Seasonal allergies can obnoxiously stuff up your day. Though we’re all for the warmer months, the allergies they bring are not so welcome. When the weather starts to warm, sneezes and wheezes are all too common. Toothaches are also common when allergies are in town. See how a toothache, allergies, and sinus pressure all go hand-in-hand.
Springtime means environmental irritants are out in full force. The growth of grasses and weeds paired with the wind toss irritants for miles. Your body doesn’t like when you inhale these tiny particles of pollen and dust. It tries its best to keep the harmful stuff out and releases chemicals called histamines. This results in:
- Runny nose.
- Itchy eyes.
- Sinus pressure.
- Increased mucus production.
The body’s response to an allergy is to absorb the outside irritant in mucus and can cause you serious congestion and discomfort. A side effect of this is more pressure in your maxillary sinus area, which is located under your cheekbones. Your back molars are also in the same area. So when there’s pressure built up, tooth pain is almost inevitable.
DON’T IGNORE ALLERGIES AND SINUS PRESSURE
Some allergy sufferers link their mouth misery to tooth decay.
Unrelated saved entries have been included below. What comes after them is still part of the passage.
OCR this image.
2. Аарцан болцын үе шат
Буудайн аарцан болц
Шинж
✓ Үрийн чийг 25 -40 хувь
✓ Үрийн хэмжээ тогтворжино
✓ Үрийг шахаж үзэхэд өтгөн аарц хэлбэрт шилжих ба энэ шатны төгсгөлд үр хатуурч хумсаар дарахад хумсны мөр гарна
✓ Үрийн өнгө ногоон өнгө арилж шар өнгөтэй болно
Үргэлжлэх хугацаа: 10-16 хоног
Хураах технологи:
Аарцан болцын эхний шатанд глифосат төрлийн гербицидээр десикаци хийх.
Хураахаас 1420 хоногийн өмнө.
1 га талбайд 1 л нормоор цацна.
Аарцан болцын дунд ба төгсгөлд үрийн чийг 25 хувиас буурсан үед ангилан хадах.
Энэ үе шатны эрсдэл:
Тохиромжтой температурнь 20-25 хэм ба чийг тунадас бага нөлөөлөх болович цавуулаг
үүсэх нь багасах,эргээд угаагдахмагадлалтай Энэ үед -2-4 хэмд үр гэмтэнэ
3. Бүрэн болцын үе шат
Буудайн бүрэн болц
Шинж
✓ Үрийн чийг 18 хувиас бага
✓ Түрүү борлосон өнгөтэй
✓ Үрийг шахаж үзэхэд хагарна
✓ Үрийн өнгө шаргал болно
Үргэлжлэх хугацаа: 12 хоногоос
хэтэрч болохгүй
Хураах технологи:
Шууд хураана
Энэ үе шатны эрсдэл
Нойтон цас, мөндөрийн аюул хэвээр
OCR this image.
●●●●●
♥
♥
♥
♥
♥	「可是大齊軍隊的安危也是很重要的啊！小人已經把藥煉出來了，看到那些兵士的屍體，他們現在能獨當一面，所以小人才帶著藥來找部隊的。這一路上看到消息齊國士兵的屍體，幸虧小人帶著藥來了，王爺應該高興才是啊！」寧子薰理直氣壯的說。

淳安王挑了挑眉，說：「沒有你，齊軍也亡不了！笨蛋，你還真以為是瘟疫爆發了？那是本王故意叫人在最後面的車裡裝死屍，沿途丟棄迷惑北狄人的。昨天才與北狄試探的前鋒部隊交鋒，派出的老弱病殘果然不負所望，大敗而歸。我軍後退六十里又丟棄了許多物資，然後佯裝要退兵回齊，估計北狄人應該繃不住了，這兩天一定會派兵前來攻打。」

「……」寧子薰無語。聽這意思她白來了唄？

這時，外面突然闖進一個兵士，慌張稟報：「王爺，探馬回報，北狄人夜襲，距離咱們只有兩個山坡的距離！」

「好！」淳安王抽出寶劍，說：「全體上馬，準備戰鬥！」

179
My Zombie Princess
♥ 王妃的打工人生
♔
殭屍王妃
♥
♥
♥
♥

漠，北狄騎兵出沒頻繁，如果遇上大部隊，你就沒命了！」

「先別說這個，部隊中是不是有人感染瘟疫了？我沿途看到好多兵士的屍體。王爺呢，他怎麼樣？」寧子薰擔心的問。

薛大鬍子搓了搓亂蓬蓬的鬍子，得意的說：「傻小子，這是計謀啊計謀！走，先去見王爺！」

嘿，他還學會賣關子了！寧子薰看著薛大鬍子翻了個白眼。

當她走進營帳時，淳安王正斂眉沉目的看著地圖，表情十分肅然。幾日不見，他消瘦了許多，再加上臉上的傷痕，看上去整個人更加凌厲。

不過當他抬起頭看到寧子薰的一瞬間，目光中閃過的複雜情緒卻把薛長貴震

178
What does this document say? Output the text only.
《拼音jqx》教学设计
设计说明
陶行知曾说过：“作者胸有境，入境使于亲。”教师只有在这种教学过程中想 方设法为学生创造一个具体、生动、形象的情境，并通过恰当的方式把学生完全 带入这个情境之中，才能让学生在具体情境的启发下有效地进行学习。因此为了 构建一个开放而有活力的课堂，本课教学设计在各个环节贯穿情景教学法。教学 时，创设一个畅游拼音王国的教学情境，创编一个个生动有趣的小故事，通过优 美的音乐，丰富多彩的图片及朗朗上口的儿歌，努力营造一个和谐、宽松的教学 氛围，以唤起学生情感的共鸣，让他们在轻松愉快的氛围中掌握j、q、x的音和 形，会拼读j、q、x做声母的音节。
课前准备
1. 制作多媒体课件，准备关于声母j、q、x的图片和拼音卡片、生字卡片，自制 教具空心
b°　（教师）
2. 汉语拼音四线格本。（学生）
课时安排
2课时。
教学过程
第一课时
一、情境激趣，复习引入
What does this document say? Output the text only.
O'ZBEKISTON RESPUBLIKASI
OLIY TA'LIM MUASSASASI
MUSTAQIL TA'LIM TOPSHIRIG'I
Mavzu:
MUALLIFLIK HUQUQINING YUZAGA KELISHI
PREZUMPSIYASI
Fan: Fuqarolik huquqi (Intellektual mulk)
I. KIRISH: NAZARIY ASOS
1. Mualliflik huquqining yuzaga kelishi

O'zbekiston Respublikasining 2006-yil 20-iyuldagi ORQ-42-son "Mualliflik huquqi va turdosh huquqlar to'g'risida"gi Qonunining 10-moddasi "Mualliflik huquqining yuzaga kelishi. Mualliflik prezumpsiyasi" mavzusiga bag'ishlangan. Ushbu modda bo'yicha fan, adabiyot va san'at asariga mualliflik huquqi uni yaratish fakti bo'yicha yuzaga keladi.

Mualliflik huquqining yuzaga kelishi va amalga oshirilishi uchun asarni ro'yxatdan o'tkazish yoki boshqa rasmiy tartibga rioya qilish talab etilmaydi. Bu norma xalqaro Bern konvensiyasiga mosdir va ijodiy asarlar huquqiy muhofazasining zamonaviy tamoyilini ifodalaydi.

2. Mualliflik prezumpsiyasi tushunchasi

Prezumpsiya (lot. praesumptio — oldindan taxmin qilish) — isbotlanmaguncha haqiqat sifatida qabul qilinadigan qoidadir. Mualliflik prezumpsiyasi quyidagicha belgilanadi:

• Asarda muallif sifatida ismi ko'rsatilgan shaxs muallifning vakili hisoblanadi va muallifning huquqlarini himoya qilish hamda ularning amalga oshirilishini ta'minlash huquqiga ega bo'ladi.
But they forget that allergies and sinus pressure are related! Your dentist can always tell if it’s simply sinus pressure or something more.
If you have pain in your sinuses or a toothache, the worst thing to do is ignore it. Even if they’re “just allergies,” these problems can seriously impact your quality of life. A simple trick you can try to figure out which it is. Lean forward and press your fingers against your cheekbones. If your pain or toothache increases, it’s probably sinus-related.
If you struggle with allergies, create a seasonal game plan with your doctor. This may include anti-histamines or nasal rinsing. To see what’s best for your allergy-caused toothache, talk with your dentist and your doctor.
Clues your tooth pain is not from allergies and requires a dental visit:
- You have a history of dental problems.
- Your pain is confined to one specific tooth.
- Tooth pain persists, even after allergy symptoms and pressure have subsided.
Seasonal allergies affect everyone differently. Your dentist and doctor can give you the most accurate diagnosis for your specific problems. Don’t wait for the pain to disappear — spring into action! Visit your doctor and dentist for a smile fit for all seasons.
To see the pollen count in your area, visit weather.com.